[Editor’s Note: Welcome to a new monthly column from veteran punk Brad Logan of Leftover Crack, Rats in the Wall and the Adolescents about surviving day to day between tours as a working musician. In this week’s column, he interviews fellow musician and comedian Ryan Clark about his lifelong addiction to the stage. To read Logan’s past columns, click here.]
Ryan Clark’s chosen form of artistic expression normally involves making something out of nothing, on the spot, under bright lights, and usually in front of a group of people expecting him to make them laugh. He’s a standup comedian who performs on weekends as a member of the troupe Improv Shmimprov, headquartered at the Maverick Theater in Fullerton.
But Clark is no stranger to an audience, hostile or otherwise. He cut his teeth as bassist for the hardcore band Homesick Abortions and many others before surrendering to a higher calling as court jester. He allowed me to pick his brain about comedy, jobs and living the dream.
OC WEEKLY: Who are you, and why do you do what you do?
RYAN CLARK: Hi, my name is Ryan Clark and I am an addict. I have an incurable craving for the approval and appreciation of audiences. It acts just like any other drug. It has ruined relationships; it has caused me to miss out on momentous occasions of friends and family. It has also cost me jobs. If I don’t do some sort of performing for a while, I get noticeably irritable. Currently, I do comedy to get my fix. I honestly do think of it as less of a dream and more of an addiction.

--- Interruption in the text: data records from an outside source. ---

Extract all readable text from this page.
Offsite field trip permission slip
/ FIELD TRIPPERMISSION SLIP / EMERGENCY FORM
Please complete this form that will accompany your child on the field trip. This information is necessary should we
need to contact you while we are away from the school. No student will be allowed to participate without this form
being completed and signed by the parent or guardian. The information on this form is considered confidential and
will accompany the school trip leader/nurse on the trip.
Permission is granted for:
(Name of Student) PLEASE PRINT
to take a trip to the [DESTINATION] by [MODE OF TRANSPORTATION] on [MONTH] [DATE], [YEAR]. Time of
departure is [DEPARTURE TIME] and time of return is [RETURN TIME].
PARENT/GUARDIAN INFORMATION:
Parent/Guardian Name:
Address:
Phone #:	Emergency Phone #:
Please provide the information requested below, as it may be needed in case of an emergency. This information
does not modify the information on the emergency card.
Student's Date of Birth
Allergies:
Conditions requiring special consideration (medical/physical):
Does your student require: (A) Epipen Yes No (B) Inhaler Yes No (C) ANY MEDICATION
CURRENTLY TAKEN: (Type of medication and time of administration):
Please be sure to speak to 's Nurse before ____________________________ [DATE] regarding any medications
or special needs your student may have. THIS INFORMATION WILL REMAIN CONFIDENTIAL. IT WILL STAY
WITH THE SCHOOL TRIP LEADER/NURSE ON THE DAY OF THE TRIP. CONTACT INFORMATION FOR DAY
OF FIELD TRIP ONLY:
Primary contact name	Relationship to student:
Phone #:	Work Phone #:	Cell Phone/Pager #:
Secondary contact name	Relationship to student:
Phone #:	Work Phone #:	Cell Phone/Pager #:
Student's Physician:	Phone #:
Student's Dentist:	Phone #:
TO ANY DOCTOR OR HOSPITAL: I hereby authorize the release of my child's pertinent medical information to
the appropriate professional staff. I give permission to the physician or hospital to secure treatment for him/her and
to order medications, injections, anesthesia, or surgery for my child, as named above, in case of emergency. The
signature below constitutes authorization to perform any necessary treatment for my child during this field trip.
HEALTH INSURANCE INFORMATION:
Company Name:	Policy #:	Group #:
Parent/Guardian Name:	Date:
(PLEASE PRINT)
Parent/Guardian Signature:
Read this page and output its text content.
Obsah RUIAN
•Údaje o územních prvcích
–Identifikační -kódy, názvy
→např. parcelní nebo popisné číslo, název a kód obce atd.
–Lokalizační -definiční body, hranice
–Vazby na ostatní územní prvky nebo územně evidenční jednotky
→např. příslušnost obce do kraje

Are you able to make a living off comedy? If not, what do you do to keep the lights on?
I’ve never really been able to make a living doing the things I love. There is still part of me that holds out for that to come true someday. I’ve had a gamut of jobs from white to blue collar. I’ve had stable income in the past, and those times of my life tend to be more depressing. I currently work at the Improv in Hollywood and will Uber on the side, which is depressing, but at least it’s depressing on my terms. Truthfully, I’m much happier now, making the fraction of the money I was making before I decided to dedicate my life (mostly) to comedy. I sometimes think that making money is just a hobby for people who don’t know what they want to do with their lives.
Do you ever notice a disconnect between the reality of being a comedian and what people see you as? Do you see the illusion as being an important part of the art?
The reality of pursuing one’s passion is not the same as fantasizing about someone else who has done it. I remember being a kid and going to shows and thinking that the band up there playing had “made it” because they were playing at the Troubadour. Little did I know that the money they made off that show probably went right to making band shirts so they can sell enough shirts to one day make more shirts. I used to want to walk down the street and be recognized for my work. On a small level, I have done that, and it can be a cool feeling. But not when you are an Uber driver and you picked someone up who has come to a couple of your shows. Or not when it’s a bank teller who is a fan of yours but can see that you only have about $30 in your bank account. I’ve achieved some incredible things that I can look back on and be proud of. But I don’t ever think I’ll think I’ve “made it.” Because there is a curse of never being satisfied with your work as an artist. Any artist worth checking out probably hates their own work.